The first ensemble, coached by jazz instructor Peter Tomlison, boasted the scatting abilities of vocalist Sarah Sacala’s bouncy scatting on bandmate Bentley Lewis’s (guitar) original composition “Limonata,” a tune with an arpeggiated motif that I still can’t seem to get out of my head. Following was a sultry cover of the standard “Darn that Dream.” With horns and rhythm section layered seamlessly, I was sure I could have heard Sacala’s smile in the lyrics had I closed my eyes, answered by baritone sax, tenor sax, and trumpet solos by Matt Schmidt, Nick Kallajian, and Austin Schmidt, respectively, with particular credit to Austin Schmidt’s whirling diminished lines. The Tomlison set closed with bassist member Niles’s Spaulding’s composition, with the tongue-in-cheek title,“Combros,” a lumbering bossa-nova that shifted to a bluesy, one-chord vamp that all soloists, particularly guitarists Bentley Lewis and Brian Suto, lavished over.

Following was instructor Jeff Siegel’s combo. While vocals were absent from this set, the intensity of the solos made up for it: the double guitar partnership rivaled the Tomilson group’s, breaking in with a crisp version of the jazz composer Johnny Mercer’s “Tangerine.” Second was another Mercer composition, “Emily,” preluded by a duo chordal interplay between guitarists Gianni Gardner and Tom Polizzi who seemed to practically converse with each other through the voices of their axes. Last was “Nimmo,” a ferocious instrumental that drove the guitarists, as well as Austin Iesu on trumpet and Malin Carta on alto sax, into fierce solos that married blues subtleties with avant-garde chaos. For this set, though, the title of show-stealer undoubtedly went to drummer Niles Spaulding, whose long solo on “Nimmo,” drew a few audience members to their feet at the applause.
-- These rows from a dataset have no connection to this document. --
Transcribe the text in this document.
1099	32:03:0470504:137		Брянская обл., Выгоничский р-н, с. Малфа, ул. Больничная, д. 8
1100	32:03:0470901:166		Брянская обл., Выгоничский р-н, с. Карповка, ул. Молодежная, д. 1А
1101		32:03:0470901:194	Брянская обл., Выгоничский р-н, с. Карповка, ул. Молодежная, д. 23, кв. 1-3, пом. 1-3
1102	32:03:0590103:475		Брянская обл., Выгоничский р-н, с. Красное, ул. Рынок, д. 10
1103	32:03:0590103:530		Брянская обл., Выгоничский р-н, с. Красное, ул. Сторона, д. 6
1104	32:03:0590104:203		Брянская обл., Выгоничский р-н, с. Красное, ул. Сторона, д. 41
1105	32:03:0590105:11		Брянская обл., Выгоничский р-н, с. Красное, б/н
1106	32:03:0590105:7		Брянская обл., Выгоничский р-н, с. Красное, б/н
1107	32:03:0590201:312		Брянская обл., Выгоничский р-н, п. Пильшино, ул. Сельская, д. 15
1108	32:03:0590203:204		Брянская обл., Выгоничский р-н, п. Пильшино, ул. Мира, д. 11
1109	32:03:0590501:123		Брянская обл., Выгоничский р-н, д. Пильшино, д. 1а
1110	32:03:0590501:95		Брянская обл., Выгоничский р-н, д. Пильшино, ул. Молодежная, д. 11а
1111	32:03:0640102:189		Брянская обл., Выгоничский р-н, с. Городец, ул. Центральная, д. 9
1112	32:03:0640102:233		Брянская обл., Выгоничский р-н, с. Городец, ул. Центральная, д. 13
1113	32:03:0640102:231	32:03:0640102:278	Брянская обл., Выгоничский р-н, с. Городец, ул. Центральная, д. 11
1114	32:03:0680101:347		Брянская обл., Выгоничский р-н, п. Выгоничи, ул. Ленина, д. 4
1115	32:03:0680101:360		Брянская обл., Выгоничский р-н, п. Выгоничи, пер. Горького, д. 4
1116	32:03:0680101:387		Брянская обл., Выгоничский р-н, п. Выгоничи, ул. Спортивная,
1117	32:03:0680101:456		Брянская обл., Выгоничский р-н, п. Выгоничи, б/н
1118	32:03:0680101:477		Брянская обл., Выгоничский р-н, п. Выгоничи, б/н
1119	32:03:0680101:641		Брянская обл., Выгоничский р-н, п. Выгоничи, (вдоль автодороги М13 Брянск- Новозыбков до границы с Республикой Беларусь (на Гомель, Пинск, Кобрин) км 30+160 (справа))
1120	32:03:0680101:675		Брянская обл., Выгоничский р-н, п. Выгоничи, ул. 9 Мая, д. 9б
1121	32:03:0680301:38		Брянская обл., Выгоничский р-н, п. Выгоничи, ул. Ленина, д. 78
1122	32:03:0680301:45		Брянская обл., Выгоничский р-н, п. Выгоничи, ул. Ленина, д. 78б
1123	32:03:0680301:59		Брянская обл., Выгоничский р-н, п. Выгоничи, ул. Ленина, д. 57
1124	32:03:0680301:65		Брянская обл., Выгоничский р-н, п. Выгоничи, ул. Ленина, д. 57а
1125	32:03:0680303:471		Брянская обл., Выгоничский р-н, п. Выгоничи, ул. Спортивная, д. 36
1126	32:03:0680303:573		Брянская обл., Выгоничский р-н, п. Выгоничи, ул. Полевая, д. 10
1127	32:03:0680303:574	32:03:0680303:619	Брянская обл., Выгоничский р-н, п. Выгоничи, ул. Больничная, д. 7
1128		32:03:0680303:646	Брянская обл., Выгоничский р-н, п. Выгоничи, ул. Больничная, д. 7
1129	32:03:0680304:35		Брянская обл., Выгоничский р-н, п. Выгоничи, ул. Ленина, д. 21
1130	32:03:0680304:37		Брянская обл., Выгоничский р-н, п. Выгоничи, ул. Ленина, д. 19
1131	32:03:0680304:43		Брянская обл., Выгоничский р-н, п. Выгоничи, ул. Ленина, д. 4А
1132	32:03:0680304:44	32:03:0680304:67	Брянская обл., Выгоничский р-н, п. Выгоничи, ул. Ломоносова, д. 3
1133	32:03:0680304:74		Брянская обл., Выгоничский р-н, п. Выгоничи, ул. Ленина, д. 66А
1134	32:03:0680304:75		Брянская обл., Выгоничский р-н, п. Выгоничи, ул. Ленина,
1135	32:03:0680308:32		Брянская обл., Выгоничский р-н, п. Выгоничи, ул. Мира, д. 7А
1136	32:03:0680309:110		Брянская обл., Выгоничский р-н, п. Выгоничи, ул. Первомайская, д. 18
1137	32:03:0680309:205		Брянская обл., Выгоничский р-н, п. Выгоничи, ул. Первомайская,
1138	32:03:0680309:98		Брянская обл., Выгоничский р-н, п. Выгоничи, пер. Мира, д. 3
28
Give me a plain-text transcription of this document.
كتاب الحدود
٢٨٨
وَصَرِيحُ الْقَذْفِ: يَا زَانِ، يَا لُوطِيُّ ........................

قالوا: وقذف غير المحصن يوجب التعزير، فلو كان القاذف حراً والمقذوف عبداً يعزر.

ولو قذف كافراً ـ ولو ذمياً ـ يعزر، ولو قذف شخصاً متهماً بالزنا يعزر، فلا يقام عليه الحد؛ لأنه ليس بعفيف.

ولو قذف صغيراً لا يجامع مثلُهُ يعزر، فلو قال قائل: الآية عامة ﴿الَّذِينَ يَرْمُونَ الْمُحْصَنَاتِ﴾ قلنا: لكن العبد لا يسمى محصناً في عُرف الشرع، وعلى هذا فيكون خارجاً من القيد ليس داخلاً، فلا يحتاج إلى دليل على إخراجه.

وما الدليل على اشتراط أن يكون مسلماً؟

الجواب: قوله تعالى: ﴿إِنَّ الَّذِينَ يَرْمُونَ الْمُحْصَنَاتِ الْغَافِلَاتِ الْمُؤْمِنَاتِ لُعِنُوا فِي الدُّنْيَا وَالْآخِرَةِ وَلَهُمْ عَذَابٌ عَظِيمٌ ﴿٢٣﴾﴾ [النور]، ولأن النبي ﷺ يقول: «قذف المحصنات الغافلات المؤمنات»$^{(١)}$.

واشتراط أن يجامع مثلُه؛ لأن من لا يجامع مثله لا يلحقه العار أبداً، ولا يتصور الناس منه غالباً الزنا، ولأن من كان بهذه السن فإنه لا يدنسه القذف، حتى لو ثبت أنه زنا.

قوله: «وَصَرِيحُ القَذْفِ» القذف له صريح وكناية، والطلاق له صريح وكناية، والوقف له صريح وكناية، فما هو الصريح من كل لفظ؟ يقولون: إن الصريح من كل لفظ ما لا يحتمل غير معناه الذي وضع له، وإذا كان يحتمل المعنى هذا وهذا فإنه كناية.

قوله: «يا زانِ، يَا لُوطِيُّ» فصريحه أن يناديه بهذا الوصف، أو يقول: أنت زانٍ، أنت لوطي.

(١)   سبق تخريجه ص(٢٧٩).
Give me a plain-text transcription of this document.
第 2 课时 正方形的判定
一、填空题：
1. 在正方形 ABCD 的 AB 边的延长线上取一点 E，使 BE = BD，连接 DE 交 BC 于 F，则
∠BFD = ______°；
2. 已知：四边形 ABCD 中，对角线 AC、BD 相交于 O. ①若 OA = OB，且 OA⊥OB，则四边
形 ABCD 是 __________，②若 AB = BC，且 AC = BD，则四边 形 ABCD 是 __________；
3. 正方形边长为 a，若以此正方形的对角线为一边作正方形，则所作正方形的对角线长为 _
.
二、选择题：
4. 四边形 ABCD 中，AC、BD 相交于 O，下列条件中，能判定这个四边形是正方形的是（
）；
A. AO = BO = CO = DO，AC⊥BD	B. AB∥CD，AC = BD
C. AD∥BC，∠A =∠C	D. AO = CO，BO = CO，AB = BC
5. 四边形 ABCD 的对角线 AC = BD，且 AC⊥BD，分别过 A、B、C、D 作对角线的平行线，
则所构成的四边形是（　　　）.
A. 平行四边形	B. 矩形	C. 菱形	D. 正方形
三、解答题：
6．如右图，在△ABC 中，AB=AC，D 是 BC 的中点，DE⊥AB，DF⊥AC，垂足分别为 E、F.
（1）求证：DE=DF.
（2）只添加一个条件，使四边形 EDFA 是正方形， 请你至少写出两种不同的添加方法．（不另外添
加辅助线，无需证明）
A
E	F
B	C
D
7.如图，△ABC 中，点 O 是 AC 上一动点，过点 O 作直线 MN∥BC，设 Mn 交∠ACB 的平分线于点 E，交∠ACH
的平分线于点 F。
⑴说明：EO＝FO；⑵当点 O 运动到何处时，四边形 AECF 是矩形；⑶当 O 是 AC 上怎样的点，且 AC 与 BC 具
Lastly, instructor Lee Metcalf’s combo greeted us with a scat version Nat King Cole’s “That’s What,” courtesy of perfectly-synchronized harmonizing between vocalist Samantha Feliciano and guitarist Chris Cochrane. A refreshing new addition of piano, courtesy of Joe Conticello, was introduced to us, and despite having a richer rhythm section, the Metcalf combo carried Feliciano’s voice perfectly, especially on the following number, “Isn’t it a Pity We’ve Never Met Before.” The hugely energetic Miles Livolsi stood out on bass, drawing more than a few smiles from the audience with his lines on the closer “Punjab,” which was marked by the show’s dramatic zenith; a strong-timbre solo from tenor saxophonist Nathan Edwards.

The three ensembles came and left the stage all too quickly; I doubt I was alone in wondering how how nine songs had just devoured the past two hours. If anything, I can only hope the WCSU jazz students’ professional-grade affinity for hot licks and sweet tones are no longer a secret.